TCP’s transmit window

TCP is unique in its implementation of an additional algorithm to protect the network. Commonly known as "slow start", this algorithm employs a transmit window that is maintained on the sending station. Unlike the receive window, this window is not directly visible on a protocol analyzer. The transmit window starts off small, and will restrict the first transmission to only 1 packet. If it is acknowledged, the window will grow to 2 packets, then 4, then 8 (depending on implementation) and will continue to grow until one of two things happens. Once the transmit window grows larger than the receive window, the socket will be controlled by the receive window. However, if an acknowledgement is lost, the assumption is made that there was congestion in the middle of the network, and the size of the transmit window is cut in half. By doing so, the socket slows down to prevent even more flooding of the network.

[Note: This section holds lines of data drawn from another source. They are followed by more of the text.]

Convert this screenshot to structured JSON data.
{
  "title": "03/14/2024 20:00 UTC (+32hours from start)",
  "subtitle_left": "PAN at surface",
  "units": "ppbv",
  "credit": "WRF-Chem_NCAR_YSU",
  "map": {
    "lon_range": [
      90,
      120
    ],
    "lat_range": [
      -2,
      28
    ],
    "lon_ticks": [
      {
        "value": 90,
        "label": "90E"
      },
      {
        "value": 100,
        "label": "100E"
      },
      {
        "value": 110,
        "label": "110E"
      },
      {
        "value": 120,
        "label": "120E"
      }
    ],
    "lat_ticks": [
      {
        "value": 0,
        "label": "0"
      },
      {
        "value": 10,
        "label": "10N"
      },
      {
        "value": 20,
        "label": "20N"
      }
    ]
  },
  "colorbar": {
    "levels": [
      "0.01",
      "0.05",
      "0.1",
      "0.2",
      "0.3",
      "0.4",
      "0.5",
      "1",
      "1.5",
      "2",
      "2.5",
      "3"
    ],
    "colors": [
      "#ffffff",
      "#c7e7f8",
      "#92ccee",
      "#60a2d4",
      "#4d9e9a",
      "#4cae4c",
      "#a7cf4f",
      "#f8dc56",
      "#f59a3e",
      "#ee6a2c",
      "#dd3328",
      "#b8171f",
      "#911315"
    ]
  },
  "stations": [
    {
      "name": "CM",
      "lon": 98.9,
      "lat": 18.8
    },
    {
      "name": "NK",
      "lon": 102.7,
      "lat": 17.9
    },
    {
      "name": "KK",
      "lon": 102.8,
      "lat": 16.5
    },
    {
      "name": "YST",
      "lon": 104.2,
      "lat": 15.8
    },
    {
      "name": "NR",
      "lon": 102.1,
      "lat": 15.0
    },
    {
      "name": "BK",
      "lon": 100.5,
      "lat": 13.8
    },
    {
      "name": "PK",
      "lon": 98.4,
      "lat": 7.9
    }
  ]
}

TCP’s implementation of the transmit window, first introduced in 1988, is very significant. Before then, networks seemed to break down when they grew too large. For example, IPX networks rarely grow beyond 20,000 stations. Slow-start allows us to connect millions of people via one network, the internet.

Mixing multiple protocols

Now, what happens if we mix multiple protocols on the same network? For example, let’s say that we implemented NFS with an underlying UDP stack rather than TCP. When TCP and UDP meet on the wire, UDP will not be as courteous as TCP. UDP will transmit regardless of the congestion in the middle of the network. TCP, on the other hand, will not transmit when it sees congestion caused by UDP. UDP is blocking TCP. In a mixed protocol environment, we commonly observe traffic blocked for 5 to 8 second periods. Packet loss is very high, and many users are complaining. Stations with faster NIC cards tend to do the most damage.

Here are some recommendations:

  • Encapsulate NetBIOS into TCP. On Microsoft platforms, this is done by only including the TCP protocol and removing any references to NetBIOS or NetBEUI
  • If using UDP, only send datagrams (such as DNS), or employ QoS to prevent flooding. Today’s VoIP implementations employ QoS.
  • Convert Novell networks from IPX to TCP
  • Disable legacy protocols on workstations, routers and printers
  • Monitor networks for rogue protocols. Often IPX is found when users attempt to play games across your network.